The Sheldrakes had a courtyard built in July 2021 which was a game-changer and helped to offset some of the damaging effects to their business caused by the pandemic. As a wet-led pub it was particularly hard-hit by coronavirus restrictions.
“We were outside-only for a while. The fact we had built a pergola with a roof meant it didn’t matter what the weather was because it was sheltered and away from the wind.
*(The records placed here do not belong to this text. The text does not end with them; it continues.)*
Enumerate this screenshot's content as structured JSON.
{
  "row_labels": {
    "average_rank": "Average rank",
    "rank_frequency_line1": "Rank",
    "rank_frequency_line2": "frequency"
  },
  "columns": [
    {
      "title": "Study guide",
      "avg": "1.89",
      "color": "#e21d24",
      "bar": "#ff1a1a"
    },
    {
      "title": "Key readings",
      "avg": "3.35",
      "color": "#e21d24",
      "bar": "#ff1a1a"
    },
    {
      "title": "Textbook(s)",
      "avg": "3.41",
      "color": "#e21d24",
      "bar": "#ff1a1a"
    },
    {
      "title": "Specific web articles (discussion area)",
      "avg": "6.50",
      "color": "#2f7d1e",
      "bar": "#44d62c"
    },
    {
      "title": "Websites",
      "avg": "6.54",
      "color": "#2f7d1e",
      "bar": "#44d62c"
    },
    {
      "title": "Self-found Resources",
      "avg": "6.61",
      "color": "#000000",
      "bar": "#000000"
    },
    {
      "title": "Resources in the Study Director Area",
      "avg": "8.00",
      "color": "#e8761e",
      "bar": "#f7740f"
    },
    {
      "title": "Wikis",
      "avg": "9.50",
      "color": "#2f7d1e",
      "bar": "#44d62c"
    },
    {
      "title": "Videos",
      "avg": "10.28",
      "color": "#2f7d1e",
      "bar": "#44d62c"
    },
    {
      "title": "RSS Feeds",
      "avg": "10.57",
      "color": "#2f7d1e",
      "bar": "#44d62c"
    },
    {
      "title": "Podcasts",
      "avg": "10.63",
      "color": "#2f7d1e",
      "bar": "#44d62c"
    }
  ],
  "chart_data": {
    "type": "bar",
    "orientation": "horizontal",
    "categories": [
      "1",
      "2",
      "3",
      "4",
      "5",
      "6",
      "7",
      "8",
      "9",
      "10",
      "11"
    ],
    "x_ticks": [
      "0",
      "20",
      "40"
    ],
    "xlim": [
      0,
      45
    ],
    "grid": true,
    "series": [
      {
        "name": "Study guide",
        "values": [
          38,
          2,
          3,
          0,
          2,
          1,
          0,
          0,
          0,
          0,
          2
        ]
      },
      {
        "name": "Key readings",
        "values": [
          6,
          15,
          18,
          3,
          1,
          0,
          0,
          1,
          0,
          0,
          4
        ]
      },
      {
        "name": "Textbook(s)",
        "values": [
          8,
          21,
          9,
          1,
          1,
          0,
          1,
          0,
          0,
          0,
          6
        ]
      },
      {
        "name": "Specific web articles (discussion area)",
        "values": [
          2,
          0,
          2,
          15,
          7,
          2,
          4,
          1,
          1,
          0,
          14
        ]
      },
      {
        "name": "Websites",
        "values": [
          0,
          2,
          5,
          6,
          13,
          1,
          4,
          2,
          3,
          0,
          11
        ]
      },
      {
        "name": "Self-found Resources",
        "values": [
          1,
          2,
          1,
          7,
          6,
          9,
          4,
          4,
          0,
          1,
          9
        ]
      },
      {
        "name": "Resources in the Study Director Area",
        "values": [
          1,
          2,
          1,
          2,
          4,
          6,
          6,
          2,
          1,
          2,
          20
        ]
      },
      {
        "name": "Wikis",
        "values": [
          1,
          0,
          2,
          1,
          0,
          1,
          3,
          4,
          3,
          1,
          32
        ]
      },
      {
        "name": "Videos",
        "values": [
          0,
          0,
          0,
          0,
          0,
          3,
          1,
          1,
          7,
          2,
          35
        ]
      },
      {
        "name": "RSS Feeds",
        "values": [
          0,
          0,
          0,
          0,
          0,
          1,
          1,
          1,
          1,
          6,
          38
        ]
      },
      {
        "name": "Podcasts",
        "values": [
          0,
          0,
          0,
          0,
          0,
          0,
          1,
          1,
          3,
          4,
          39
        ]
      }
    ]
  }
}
Obviously we could only have 30 people spaced out but that definitely kept us in the game,” says Helen.
Table service has also worked out as more efficient for them, she adds.
The couple’s dream was create a cosy oasis away from TV sets and other distractions so that customers could socialise and chat. On Monday nights they run a popular pub quiz and on Sunday afternoons, customers can bring in their own records to play. Their choice to run a pub was about lifestyle, she explains.
“It’s always been a difficult choice because it’s all-consuming,” she says.
“You live it and breathe it whether you just work there or whether you manage or own it. It’s a very different lifestyle choice – you have to want to do it anyway. I think people now are very careful about where they want to spend their money and what they want to spend it on.”
Despite the setbacks they are staying positive, she says.
“For us because of the kind of pub we are you are not coming to watch telly or play pool – you are coming to meet your mates,” she says.
“I think mostly we are positive, but every now and then you just get a reality slap.”